Now let's return to the original problem and substitute the results of simplifying the expressions on the left and right that were detailed in A and B respectively:

$\frac{\frac{3}{2^3}-\big(1-\frac{1}{2}\big)^3}{1^4-0.5} = \frac{ \big(\frac{1}{4}\big)}{\big(\frac{1}{2}\big) } =\frac{1}{4}\cdot \frac{2}{1}=\frac{1}{2}$In order to determine which expression is larger we can represent the left expression as a fraction with denominator 2, this by expanding it, however since here the left expression is clearly larger than the number 1, while the right expression is smaller than the number 1 (we know this because it's a fraction with a smaller numerator than denominator) meaning that:$\frac{3^2\cdot(8-2\cdot3)^3}{(5^2\cdot3-72)\cdot\sqrt{16}}\text{ }_{\textcolor{red}{—}\text{ }}\frac{\frac{3}{2^3}-\big(1-\frac{1}{2}\big)^3}{1^4-0.5} \\ \downarrow\\ 6\text{ }_{\textcolor{red}{—}\text{ }}\frac{1}{2}$And therefore it's certainly true that:

$6>1>\frac{1}{2}$Meaning that the correct answer is answer B.

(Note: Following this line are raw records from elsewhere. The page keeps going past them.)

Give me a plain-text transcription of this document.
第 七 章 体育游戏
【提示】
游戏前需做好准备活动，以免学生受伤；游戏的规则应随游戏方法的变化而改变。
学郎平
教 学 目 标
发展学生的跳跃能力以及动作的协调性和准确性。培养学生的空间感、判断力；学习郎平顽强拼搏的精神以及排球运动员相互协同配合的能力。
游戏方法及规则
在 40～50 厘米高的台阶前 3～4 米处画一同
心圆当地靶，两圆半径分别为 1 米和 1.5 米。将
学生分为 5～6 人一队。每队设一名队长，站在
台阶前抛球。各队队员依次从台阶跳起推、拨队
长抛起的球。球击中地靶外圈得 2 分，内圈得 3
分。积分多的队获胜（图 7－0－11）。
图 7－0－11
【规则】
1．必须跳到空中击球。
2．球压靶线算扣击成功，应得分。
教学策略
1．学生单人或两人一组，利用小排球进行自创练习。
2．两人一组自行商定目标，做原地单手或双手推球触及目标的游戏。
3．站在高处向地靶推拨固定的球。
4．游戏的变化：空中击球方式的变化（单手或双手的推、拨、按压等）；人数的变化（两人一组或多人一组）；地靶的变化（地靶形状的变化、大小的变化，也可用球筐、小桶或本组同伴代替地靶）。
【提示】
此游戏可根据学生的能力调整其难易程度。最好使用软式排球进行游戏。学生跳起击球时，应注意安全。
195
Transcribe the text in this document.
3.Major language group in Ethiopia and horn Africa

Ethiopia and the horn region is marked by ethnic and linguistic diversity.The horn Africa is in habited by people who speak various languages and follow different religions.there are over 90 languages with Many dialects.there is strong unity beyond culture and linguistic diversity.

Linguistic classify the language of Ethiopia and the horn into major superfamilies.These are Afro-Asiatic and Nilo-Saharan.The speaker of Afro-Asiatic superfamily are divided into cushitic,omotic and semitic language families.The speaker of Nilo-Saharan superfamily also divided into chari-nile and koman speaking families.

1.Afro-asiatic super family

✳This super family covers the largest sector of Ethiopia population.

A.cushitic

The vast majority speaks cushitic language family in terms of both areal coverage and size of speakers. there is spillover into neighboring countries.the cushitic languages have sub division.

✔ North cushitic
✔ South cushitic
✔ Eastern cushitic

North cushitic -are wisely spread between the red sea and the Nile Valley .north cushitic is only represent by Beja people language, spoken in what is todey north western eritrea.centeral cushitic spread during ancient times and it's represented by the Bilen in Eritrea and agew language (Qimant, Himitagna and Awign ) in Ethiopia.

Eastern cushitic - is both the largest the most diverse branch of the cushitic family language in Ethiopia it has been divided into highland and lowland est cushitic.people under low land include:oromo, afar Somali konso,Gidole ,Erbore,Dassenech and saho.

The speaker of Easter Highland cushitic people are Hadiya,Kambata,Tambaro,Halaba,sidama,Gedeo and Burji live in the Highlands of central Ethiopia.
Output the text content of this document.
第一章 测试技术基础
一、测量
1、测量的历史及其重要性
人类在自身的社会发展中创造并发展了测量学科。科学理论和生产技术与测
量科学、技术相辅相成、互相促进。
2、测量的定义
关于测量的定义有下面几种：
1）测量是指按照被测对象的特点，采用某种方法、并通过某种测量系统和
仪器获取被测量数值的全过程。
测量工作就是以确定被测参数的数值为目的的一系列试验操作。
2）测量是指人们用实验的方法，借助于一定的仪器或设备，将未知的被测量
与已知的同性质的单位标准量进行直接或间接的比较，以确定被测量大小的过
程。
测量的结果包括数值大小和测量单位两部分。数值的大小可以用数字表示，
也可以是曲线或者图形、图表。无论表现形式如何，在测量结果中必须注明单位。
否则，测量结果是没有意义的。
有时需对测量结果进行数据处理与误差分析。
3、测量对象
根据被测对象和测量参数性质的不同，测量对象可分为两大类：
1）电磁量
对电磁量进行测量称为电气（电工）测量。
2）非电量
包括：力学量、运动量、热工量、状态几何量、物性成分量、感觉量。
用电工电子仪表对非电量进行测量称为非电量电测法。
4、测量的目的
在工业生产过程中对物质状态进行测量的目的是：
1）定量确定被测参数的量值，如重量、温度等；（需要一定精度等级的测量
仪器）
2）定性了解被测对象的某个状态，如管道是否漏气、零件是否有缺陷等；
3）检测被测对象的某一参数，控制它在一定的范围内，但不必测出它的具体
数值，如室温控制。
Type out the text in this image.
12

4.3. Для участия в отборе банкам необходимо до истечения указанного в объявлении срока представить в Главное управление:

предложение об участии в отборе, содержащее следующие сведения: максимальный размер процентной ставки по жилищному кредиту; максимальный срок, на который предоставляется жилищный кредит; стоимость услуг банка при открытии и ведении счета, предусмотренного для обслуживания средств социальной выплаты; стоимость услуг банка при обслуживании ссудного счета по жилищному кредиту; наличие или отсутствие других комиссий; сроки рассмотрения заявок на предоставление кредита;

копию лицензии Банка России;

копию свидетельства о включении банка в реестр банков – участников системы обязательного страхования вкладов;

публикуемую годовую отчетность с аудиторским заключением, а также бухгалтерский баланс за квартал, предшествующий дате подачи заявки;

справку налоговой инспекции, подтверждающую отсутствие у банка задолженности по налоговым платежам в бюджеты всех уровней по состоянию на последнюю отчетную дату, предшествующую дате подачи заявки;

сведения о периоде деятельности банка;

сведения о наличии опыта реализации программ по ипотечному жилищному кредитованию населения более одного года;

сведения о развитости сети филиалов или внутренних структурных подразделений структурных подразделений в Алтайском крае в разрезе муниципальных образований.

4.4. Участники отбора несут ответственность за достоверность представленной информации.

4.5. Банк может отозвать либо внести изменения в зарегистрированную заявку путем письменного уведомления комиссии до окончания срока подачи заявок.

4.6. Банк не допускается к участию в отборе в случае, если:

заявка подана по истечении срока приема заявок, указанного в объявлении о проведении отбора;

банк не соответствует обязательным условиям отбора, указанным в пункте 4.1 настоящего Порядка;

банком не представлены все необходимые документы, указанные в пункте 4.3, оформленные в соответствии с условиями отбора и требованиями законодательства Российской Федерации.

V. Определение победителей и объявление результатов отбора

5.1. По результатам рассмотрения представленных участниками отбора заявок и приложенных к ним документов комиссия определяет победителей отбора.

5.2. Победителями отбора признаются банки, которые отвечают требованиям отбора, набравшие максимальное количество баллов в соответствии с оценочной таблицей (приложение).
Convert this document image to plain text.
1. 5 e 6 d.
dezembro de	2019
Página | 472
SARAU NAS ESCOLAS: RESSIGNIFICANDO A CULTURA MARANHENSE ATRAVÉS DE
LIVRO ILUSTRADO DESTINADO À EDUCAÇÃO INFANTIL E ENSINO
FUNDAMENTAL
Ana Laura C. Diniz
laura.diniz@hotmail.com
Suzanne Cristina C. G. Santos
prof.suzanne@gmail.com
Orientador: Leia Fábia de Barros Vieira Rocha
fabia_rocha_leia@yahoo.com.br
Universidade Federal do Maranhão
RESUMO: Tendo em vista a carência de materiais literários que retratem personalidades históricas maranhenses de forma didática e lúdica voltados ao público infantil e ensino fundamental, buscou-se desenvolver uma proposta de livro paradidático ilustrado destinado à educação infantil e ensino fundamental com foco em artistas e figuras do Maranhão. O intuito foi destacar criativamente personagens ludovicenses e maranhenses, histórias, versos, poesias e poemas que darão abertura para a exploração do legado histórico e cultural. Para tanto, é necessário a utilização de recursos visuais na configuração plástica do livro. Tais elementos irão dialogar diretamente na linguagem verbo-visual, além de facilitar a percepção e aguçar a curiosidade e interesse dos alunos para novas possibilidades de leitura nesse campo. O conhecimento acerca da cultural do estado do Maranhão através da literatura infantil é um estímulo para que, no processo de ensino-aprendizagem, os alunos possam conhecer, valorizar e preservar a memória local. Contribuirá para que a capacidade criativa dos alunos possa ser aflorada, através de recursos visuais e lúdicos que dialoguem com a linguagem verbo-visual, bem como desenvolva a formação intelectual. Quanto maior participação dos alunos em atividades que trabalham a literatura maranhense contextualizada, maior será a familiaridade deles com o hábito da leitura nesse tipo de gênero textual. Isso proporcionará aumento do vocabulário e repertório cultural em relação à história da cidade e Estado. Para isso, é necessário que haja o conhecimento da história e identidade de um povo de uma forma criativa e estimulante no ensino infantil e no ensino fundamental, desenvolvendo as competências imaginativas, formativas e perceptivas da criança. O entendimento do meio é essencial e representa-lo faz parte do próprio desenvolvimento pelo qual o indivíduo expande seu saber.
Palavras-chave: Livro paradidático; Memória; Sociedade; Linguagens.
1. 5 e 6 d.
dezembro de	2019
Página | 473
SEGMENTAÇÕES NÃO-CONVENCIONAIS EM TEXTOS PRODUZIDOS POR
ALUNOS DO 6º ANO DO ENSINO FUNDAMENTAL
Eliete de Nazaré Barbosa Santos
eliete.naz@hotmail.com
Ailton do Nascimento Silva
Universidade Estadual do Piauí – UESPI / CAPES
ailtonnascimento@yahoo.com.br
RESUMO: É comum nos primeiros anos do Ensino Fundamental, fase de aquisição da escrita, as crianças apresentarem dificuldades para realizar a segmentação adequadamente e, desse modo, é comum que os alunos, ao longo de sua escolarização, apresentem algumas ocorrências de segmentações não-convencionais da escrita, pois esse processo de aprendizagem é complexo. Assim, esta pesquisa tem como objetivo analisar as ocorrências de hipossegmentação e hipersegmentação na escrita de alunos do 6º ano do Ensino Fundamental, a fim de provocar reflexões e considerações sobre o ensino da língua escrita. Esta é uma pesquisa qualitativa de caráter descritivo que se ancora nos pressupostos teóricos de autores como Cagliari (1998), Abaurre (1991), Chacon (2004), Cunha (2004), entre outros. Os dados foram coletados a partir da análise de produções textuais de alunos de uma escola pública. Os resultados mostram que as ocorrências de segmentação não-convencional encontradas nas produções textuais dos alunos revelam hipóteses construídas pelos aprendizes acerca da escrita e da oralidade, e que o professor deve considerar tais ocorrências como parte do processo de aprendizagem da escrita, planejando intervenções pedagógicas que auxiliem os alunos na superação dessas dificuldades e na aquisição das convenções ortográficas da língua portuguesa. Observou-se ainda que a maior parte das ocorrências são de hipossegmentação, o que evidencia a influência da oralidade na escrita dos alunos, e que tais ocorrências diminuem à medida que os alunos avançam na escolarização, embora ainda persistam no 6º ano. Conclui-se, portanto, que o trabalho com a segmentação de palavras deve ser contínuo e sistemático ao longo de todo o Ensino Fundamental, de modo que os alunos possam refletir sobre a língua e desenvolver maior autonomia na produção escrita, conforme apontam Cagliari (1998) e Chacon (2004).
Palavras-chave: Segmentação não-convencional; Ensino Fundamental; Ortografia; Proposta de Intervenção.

Let's handle each expression separately, the expression on the left and the expression on the right:

a. Let's start with the expression on the left:

$\frac{5^3\cdot(3^2-\sqrt{81})+6^2:12}{\sqrt{9}}$Remember that exponents come before multiplication and division, which come before addition and subtraction, and parentheses come before everything,

Therefore, we'll start by simplifying the expression in parentheses in the denominator:

$\frac{5^3\cdot(3^2-\sqrt{81})+6^2:12}{\sqrt{9}} = \frac{5^3\cdot(9-9)+6^2:12}{\sqrt{9}} =\\ \frac{5^3\cdot0+6^2:12}{\sqrt{9}}$where in the first stage we calculated the numerical value of the terms inside the parentheses, meaning - we performed the root operation and the exponentiation of the other term in parentheses, then we performed the subtraction operation within the parentheses and simplified the resulting expression,

Let's continue simplifying the expression remembering that multiplying any number by 0 will always give the result 0, simultaneously let's calculate the result of the root in the denominator in the last expression we got: $\frac{5^3\cdot0+6^2:12}{\sqrt{9}} = \frac{0+6^2:12}{3} =\\ \frac{6^2:12}{3}$Let's continue and calculate the term raised to the eighth power and perform the division operation in the denominator and finally perform the main fraction operation:

$\frac{6^2:12}{3}= \frac{36:12}{3}= \frac{3}{3}=1$where in the final stage we remembered that dividing any number by itself will always give the result 1,

We have finished handling the expression on the left,

Let's summarize the simplification steps:

$\frac{5^3\cdot(3^2-\sqrt{81})+6^2:12}{\sqrt{9}} = \frac{5^3\cdot0+6^2:12}{\sqrt{9}} =\\ \frac{6^2:12}{3}=1$

b. Let's continue and handle the expression on the right:

$\frac{(10^2-5)\cdot(9^2-81)+9^2:27}{\sqrt{9}}$First, let's simplify the expressions inside the parentheses in the denominator by calculating the terms with exponents and then performing the subtraction operation:

$\frac{(10^2-5)\cdot(9^2-81)+9^2:27}{\sqrt{9}} = \frac{(100-5)\cdot(81-81)+9^2:27}{\sqrt{9}} =\\ \frac{95\cdot0+9^2:27}{\sqrt{9}}$Again, let's remember that multiplying any number by 0 will always give the result 0, and simultaneously let's calculate the value of the term raised to the eighth power and the value of the root in its denominator:

$\frac{95\cdot0+9^2:27}{\sqrt{9}} = \frac{0+81:27}{3} =\\ \frac{81:27}{3}$Let's continue and perform the division operation in the denominator, and then calculate the value of the fraction:

$\frac{81:27}{3} = \frac{3}{3} =1$We have thus completed handling the expression on the right as well,

Let's summarize the simplification steps:

$\frac{(10^2-5)\cdot(9^2-81)+9^2:27}{\sqrt{9}} = \frac{95\cdot0+9^2:27}{\sqrt{9}}=\\ \frac{81:27}{3} = 1$

Now let's return to the original problem and substitute the results of simplifying the expressions from the left and right that were detailed in a and b and answer what was asked:

$\frac{5^3\cdot(3^2-\sqrt{81})+6^2:12}{\sqrt{9}}\text{ }{\textcolor{red}{—}\text{ }}\frac{(10^2-5)\cdot(9^2-81)+9^2:27}{\sqrt{9}} \\ \downarrow\\ 1\text{ }_{\textcolor{red}{—}\text{ }}1$We got, of course, that there is equality between the expression on the left and the expression on the right:$1\text{ }{\textcolor{red}{=}\text{ }}1$Therefore, the correct answer is answer c.